La Déclaration n’est pas un texte du passé, mais doit rester une source d’inspiration dans l’action politique et sociale contemporaine pour promouvoir l’universalité des droits humains.
Prenons, l’article 4 de la Déclaration : « Nul ne sera tenu en esclavage ni en servitude ; l’esclavage et la traite des esclaves sont interdits sous toutes leurs formes ». La violation de celui-ci est considéré comme l’une des violations les plus graves des droits fondamentaux. L’interdépendance des droits humains conduit à ce que lorsqu’une personne est victime de traite, quasiment tous ses droits sont simultanément atteints : sa dignité, sa liberté d’aller et venir, son intégrité physique, le droit à des conditions de travail justes et favorables, le droit à un niveau de vie suffisant, le droit à la santé… Malgré cela, la traite des êtres humains persiste sur tous les continents.
Elaboration des programmes humanitaires
Lors d’une conférence organisée fin novembre dernier – qui fait partie d’une projet européen visant à renforcer la coopération multidisciplinaire pour garantir un mécanisme de référence effectif, une assistance et une protection des droits des victimes de traite des êtres humains – Caritas a invité différentes associations provenant de multiples pays. Cette rencontre a permis de souligner l’importance de mieux prendre en compte la question de la traite des êtres humains dans l’aide humanitaire : un champ à explorer d’urgence.
Pour Sébastien Dechamps, coordinateur des urgences chez Caritas International : « De nombreuses crises humanitaires créent des conditions propices au développement ou à l’apparition de réseaux de traite de personnes. C’est en particulier le cas des crises qui causent d’importants déplacements de population. C’est certainement le cas, par exemple, de la crise syrienne : des milliers de personnes, y compris des enfants, ont littéralement disparu lors de leur exode, et sont devenus victimes de réseaux de trafiquants. Cette question pourrait être davantage prise en compte dans l’élaboration de nos programmes humanitaires, en termes de prévention et de protection. »

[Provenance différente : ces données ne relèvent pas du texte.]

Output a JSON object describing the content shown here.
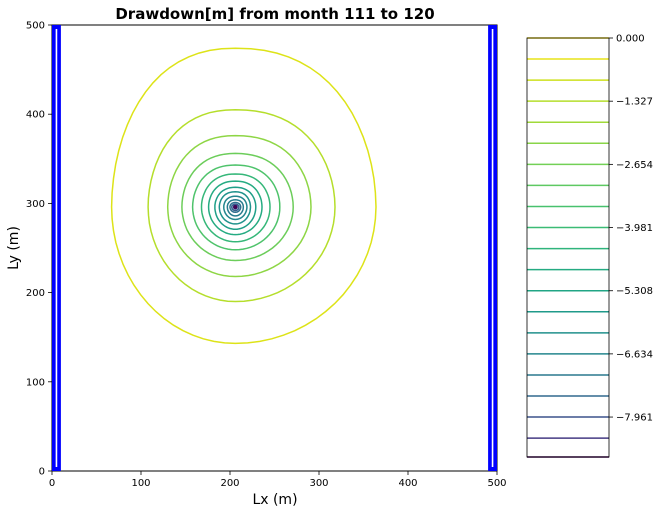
{
  "chart_data": {
    "type": "contour",
    "title": "Drawdown[m] from month 111 to 120",
    "xlabel": "Lx (m)",
    "ylabel": "Ly (m)",
    "xlim": [
      0,
      500
    ],
    "ylim": [
      0,
      500
    ],
    "x_ticks": [
      "0",
      "100",
      "200",
      "300",
      "400",
      "500"
    ],
    "y_ticks": [
      "0",
      "100",
      "200",
      "300",
      "400",
      "500"
    ],
    "well_center": {
      "x": 206,
      "y": 296
    },
    "boundaries": [
      {
        "x_from": 0,
        "x_to": 10,
        "color": "#0000ff"
      },
      {
        "x_from": 490,
        "x_to": 500,
        "color": "#0000ff"
      }
    ],
    "contours": [
      {
        "level": -0.4,
        "xmin": 67,
        "xmax": 364,
        "ymin": 143,
        "ymax": 474,
        "color": "#dde318"
      },
      {
        "level": -0.8,
        "xmin": 108,
        "xmax": 318,
        "ymin": 190,
        "ymax": 405,
        "color": "#b5de2b"
      },
      {
        "level": -1.2,
        "xmin": 130,
        "xmax": 291,
        "ymin": 218,
        "ymax": 376,
        "color": "#8ed645"
      },
      {
        "level": -1.6,
        "xmin": 146,
        "xmax": 271,
        "ymin": 236,
        "ymax": 356,
        "color": "#6ccd5a"
      },
      {
        "level": -2.0,
        "xmin": 158,
        "xmax": 256,
        "ymin": 248,
        "ymax": 343,
        "color": "#4ec36b"
      },
      {
        "level": -2.4,
        "xmin": 168,
        "xmax": 245,
        "ymin": 257,
        "ymax": 333,
        "color": "#35b779"
      },
      {
        "level": -2.9,
        "xmin": 176,
        "xmax": 236,
        "ymin": 265,
        "ymax": 325,
        "color": "#25ab82"
      },
      {
        "level": -3.4,
        "xmin": 183,
        "xmax": 229,
        "ymin": 271,
        "ymax": 318,
        "color": "#1f9f88"
      },
      {
        "level": -4.0,
        "xmin": 188,
        "xmax": 223,
        "ymin": 277,
        "ymax": 313,
        "color": "#20928c"
      },
      {
        "level": -4.6,
        "xmin": 193,
        "xmax": 219,
        "ymin": 282,
        "ymax": 308,
        "color": "#24868e"
      },
      {
        "level": -5.3,
        "xmin": 197,
        "xmax": 215,
        "ymin": 286,
        "ymax": 304,
        "color": "#287c8e"
      },
      {
        "level": -6.0,
        "xmin": 200,
        "xmax": 212,
        "ymin": 290,
        "ymax": 301,
        "color": "#2e6f8e"
      },
      {
        "level": -6.8,
        "xmin": 202,
        "xmax": 210,
        "ymin": 292,
        "ymax": 299,
        "color": "#355f8d"
      },
      {
        "level": -7.6,
        "xmin": 204,
        "xmax": 208,
        "ymin": 294,
        "ymax": 298,
        "color": "#3e4c8a"
      },
      {
        "level": -8.4,
        "xmin": 205,
        "xmax": 207,
        "ymin": 295,
        "ymax": 297,
        "color": "#472d7b"
      }
    ],
    "colorbar": {
      "tick_labels": [
        "0.000",
        "−1.327",
        "−2.654",
        "−3.981",
        "−5.308",
        "−6.634",
        "−7.961"
      ],
      "tick_values": [
        0.0,
        -1.327,
        -2.654,
        -3.981,
        -5.308,
        -6.634,
        -7.961
      ],
      "range": [
        -8.8,
        0.0
      ],
      "levels": [
        {
          "value": 0.0,
          "color": "#fde725"
        },
        {
          "value": -0.442,
          "color": "#e7e419"
        },
        {
          "value": -0.884,
          "color": "#cde11d"
        },
        {
          "value": -1.327,
          "color": "#b5de2b"
        },
        {
          "value": -1.769,
          "color": "#a0da39"
        },
        {
          "value": -2.211,
          "color": "#89d548"
        },
        {
          "value": -2.654,
          "color": "#73d056"
        },
        {
          "value": -3.096,
          "color": "#5ec962"
        },
        {
          "value": -3.538,
          "color": "#48c16e"
        },
        {
          "value": -3.981,
          "color": "#3bbb75"
        },
        {
          "value": -4.423,
          "color": "#2fb47c"
        },
        {
          "value": -4.865,
          "color": "#25ab82"
        },
        {
          "value": -5.308,
          "color": "#21a585"
        },
        {
          "value": -5.75,
          "color": "#1f9a8a"
        },
        {
          "value": -6.192,
          "color": "#21918c"
        },
        {
          "value": -6.634,
          "color": "#24868e"
        },
        {
          "value": -7.077,
          "color": "#2a788e"
        },
        {
          "value": -7.519,
          "color": "#31688e"
        },
        {
          "value": -7.961,
          "color": "#3b528b"
        },
        {
          "value": -8.403,
          "color": "#443a83"
        },
        {
          "value": -8.8,
          "color": "#440154"
        }
      ]
    }
  }
}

Changement de paradigme dans la coopération au développement
Alors que nous fêtons le 70e anniversaire de la Déclaration Universelle des droits de l’Homme, et à la veille du 30e anniversaire de la Convention Internationale des droits de l’enfant qui sera célébré en 2019, nous devons utiliser une approche fondée sur les droits humains.
Cette approche constitue désormais un cadre majeur dans lequel s’inscrivent les activités des Nations Unies. Les Objectifs de développement durable (ODD 2015-2030) l’ont prolongé en donnant toute leur place aux droits humains dans le cadre conceptuel du développement. Les pouvoirs publics sont invités à en faire un usage général et systématique.
Cette approche s’est présentée à l’origine comme une réponse aux échecs du développement des années 1980, davantage axé sur la réduction technique de la pauvreté que sur l’amélioration des droits et libertés des populations marginalisées. Elle a conduit à un changement de paradigme dans la coopération au développement : l’approche du développement initialement fondée sur les besoins des populations des pays les moins avancés a cédé la place à une approche fondée sur les droits humains.
Restaurer le primat de la personne humaine
De ce point de vue, les personnes ne sont plus seulement l’objet d’une aide programmée en amont par des instances décisionnaires mais sont considérées comme des acteurs à part entière du développement. L’action publique n’est plus conçue en termes de compensations ou d’assistanat, mais au regard de la mise en œuvre des droits fondamentaux. La pleine effectivité de ceux-ci repose sur la disponibilité, l’acceptabilité, l’accessibilité et l’adaptabilité du droit considéré. L’approche basée sur les droits humains s’applique aussi depuis quelques années à des questions relatives à la gestion des flux migratoires, la sécurité ou les politiques pénales.
Il s’agit de restaurer le primat de la personne humaine et de réaffirmer la juste place des droits humains dans l’action publique : l’État doit non seulement respecter les droits humains consacrés dans les conventions internationales qu’il a ratifiées, mais il doit également rendre des comptes à l’égard de leur mise en œuvre[1]. Les droits humains ne sont plus situés en périphérie de l’action publique mais doivent être inscrits au cœur de cette dernière.